Dimanche dernier, le 6 mars, les habitants de Manapany ont organisé une journée de botanique destinée à sensibiliser à la nécessaire préservation des espèces animales et végétales et à y répertorier les plantes sauvages de la baie de Manapany.
« Aucun inventaire de la faune et de la flore n’a été réalisé avant d’entreprendre les travaux », dénonce Tiphaine, une habitante de Manapany. La quiétude du quartier chanté par Luc Donat pourrait bien souffrir des aménagements à venir, tant la mairie de Saint-Joseph semble vouloir en faire un nouveau Saint-Gilles.
En effet, petit à petit, les locations saisonnières remplacent les pieds de vacoa dans les cours, les restaurants s’installent et la construction d’un hôtel quatre étoiles est prévue avec son cortège de routes et de parkings. C’est quand la mairie a décidé d’interdire l’accès aux jardins tellement appréciés des pique-niqueurs du week-end que la contestation a pris corps. D’abord initiée par le Collectif des Usagers des Jardins de Manapany, avant que l’ADPRH de Manapany (association des propriétaires, riverains et habitants de Manapany) ne lui emboite le pas.
Ils dénoncent de concert la construction d’un hôtel en zone rouge et sur une Znief (Zones Naturelles d’Intérêt écologique faunistique et floristique) de type 1. Ils dénoncent également la fermeture des jardins et leur possible privatisation. Ils s’inquiètent encore de la transformation de deux chemins de terre en routes goudronnées. « Ce chemin sera élargi à quatorze mètres, avec ses voies de circulation et ses trottoirs », montre Tiphaine, qui couvre de ses bras écartés toute la largeur du chemin actuel. Plus haut, une autre voie d’accès à l’hôtel mangera une bande de deux mètres cinquante sur la cour de la petite école maternelle.
Patrimoine en danger
Tout ça en faisant fi de la présence d’une espèce de lézard endémique, le célèbre et très menacé Phelsuma inexpectata, autrement nommé gecko vert de Manapany. Faisant fi également de la présence de végétaux indigènes ou endémiques tout aussi rares dans leur milieu naturel. C’est ainsi que, dimanche dernier, une animation à destination du public et de la connaissance scientifique a été organisée: l’inventaire de la flore, notamment dans la zone sub-littorale de la baie de Mananpany. On ne pourra plus dire que l’on ne savait pas, ou comme le maire de Saint-Pierre pour Casabona qu’ « il n’y avait que de la savane ».
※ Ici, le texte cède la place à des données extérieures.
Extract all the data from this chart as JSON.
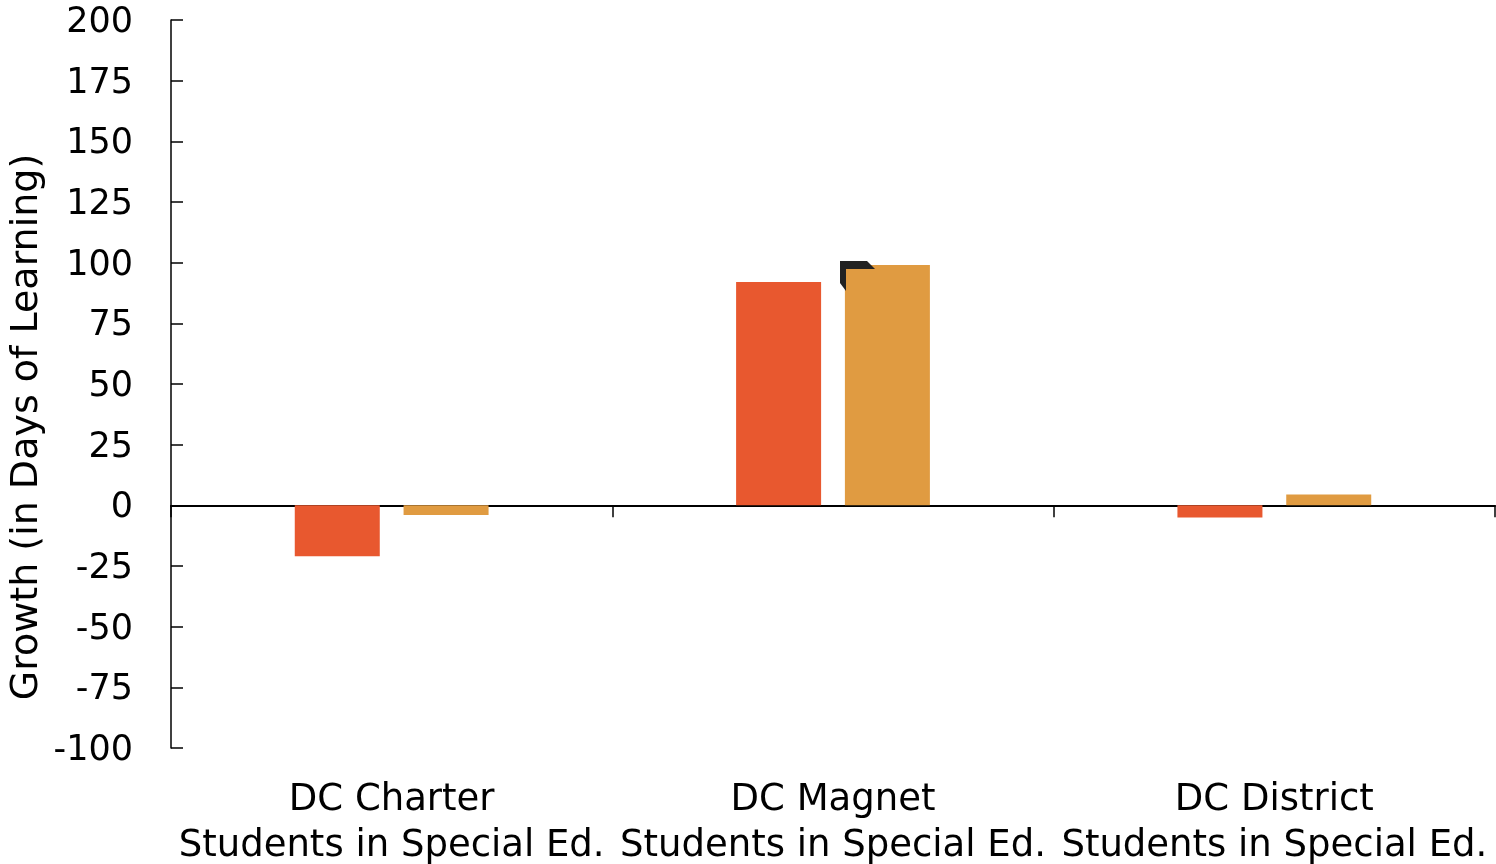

Sous la houlette d’un botaniste de profession, les techniques scientifiques de comptage et de géolocalisation ont été exposées au public et des dizaines d’espèces végétales ont été répertoriées. Dont des pieds sauvages de latanier rouge, de palmiste blanc, de saliette, de takamaka bord de mer, ou encore du côté du four à chaux des très discrètes mais très rares Euphorbia viridula ou encore Dichondra repens. Quelque soixante-dix espèces ont été dénombrées, sans compter quelques jeunes lézards verts, peut-être les derniers de leur espèce, emportés avec leur milieu naturel dans le tourbillon des toupies à béton.
Trois plaintes ont été déposées, afin de tenter de contrer la construction de l’hôtel, mais aussi demander la réouverture des jardins. La première pour accéder aux titres de propriété des jardins que la mairie prétend détenir mais ne fournit pas, une deuxième pour faire reconnaitre le caractère public dudit jardin, et enfin l’illégalité des travaux de murs et de barrières qui interdisent l’accès aux jardins.